I’ve interviewed Cintron a bunch of times. More than I can recall, off the top of my head. However, we have only met three times in person, for interviews. Out of all those times, both on the phone or in person, this was the most relaxed and confident I have seen him. Shy by nature, Cintron was warm and friendly, self-deprecating and honest in his answers. It seemed as if he had finally hit a place of inner peace and was now benefiting from the comfort of that. Nothing made that more clear to me than his answer to the question of whether or not he was the underdog in this fight.
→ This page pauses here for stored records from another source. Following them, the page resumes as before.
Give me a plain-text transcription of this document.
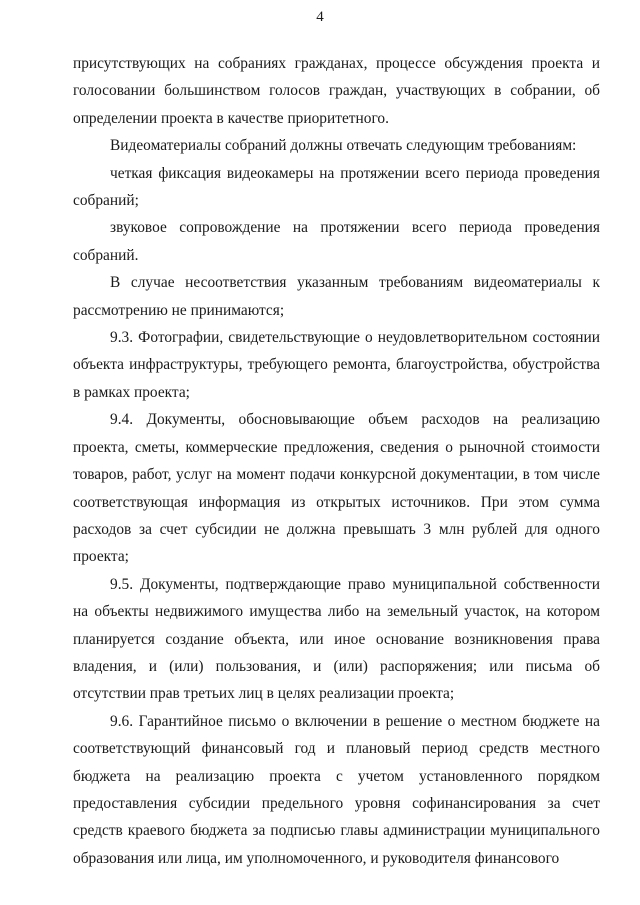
4

присутствующих на собраниях гражданах, процессе обсуждения проекта и голосовании большинством голосов граждан, участвующих в собрании, об определении проекта в качестве приоритетного.

Видеоматериалы собраний должны отвечать следующим требованиям:

четкая фиксация видеокамеры на протяжении всего периода проведения собраний;

звуковое сопровождение на протяжении всего периода проведения собраний.

В случае несоответствия указанным требованиям видеоматериалы к рассмотрению не принимаются;

9.3. Фотографии, свидетельствующие о неудовлетворительном состоянии объекта инфраструктуры, требующего ремонта, благоустройства, обустройства в рамках проекта;

9.4. Документы, обосновывающие объем расходов на реализацию проекта, сметы, коммерческие предложения, сведения о рыночной стоимости товаров, работ, услуг на момент подачи конкурсной документации, в том числе соответствующая информация из открытых источников. При этом сумма расходов за счет субсидии не должна превышать 3 млн рублей для одного проекта;

9.5. Документы, подтверждающие право муниципальной собственности на объекты недвижимого имущества либо на земельный участок, на котором планируется создание объекта, или иное основание возникновения права владения, и (или) пользования, и (или) распоряжения; или письма об отсутствии прав третьих лиц в целях реализации проекта;

9.6. Гарантийное письмо о включении в решение о местном бюджете на соответствующий финансовый год и плановый период средств местного бюджета на реализацию проекта с учетом установленного порядком предоставления субсидии предельного уровня софинансирования за счет средств краевого бюджета за подписью главы администрации муниципального образования или лица, им уполномоченного, и руководителя финансового
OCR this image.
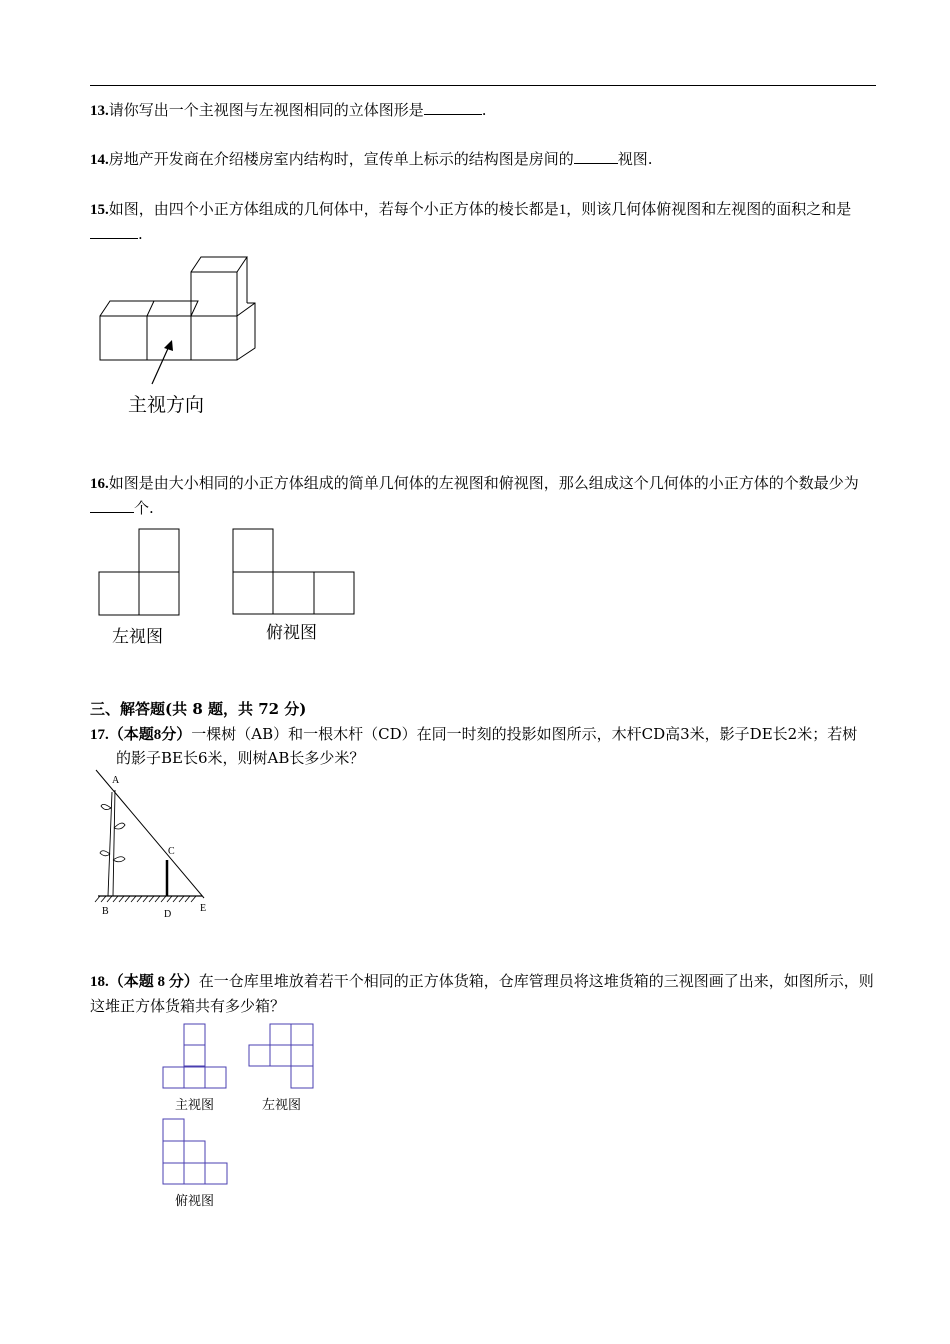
13.请你写出一个主视图与左视图相同的立体图形是	.
14.房地产开发商在介绍楼房室内结构时，宣传单上标示的结构图是房间的	视图.
15.如图，由四个小正方体组成的几何体中，若每个小正方体的棱长都是1，则该几何体俯视图和左视图的面积之和是.
主视方向
16.如图是由大小相同的小正方体组成的简单几何体的左视图和俯视图，那么组成这个几何体的小正方体的个数最少为个.
左视图	俯视图
三、解答题(共 8 题，共 72 分)
17.（本题8分）一棵树（AB）和一根木杆（CD）在同一时刻的投影如图所示，木杆CD高3米，影子DE长2米；若树
的影子BE长6米，则树AB长多少米？
A
B
C
D
E
18.（本题 8 分）在一仓库里堆放着若干个相同的正方体货箱，仓库管理员将这堆货箱的三视图画了出来，如图所示，则这堆正方体货箱共有多少箱？
主视图	左视图
俯视图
“I’m always the underdog. Always. Always the underdog, no matter what fight it is,” he said with an immediate laugh and a ready smile. The answer and role didn’t seem to bother him in the least. It was as if he preferred it this way. “To me, I just go and give it 110%. I always want to come out of there victorious. And that’s my plan: To come out of there with a knockout or by decision. As long as I come out victorious."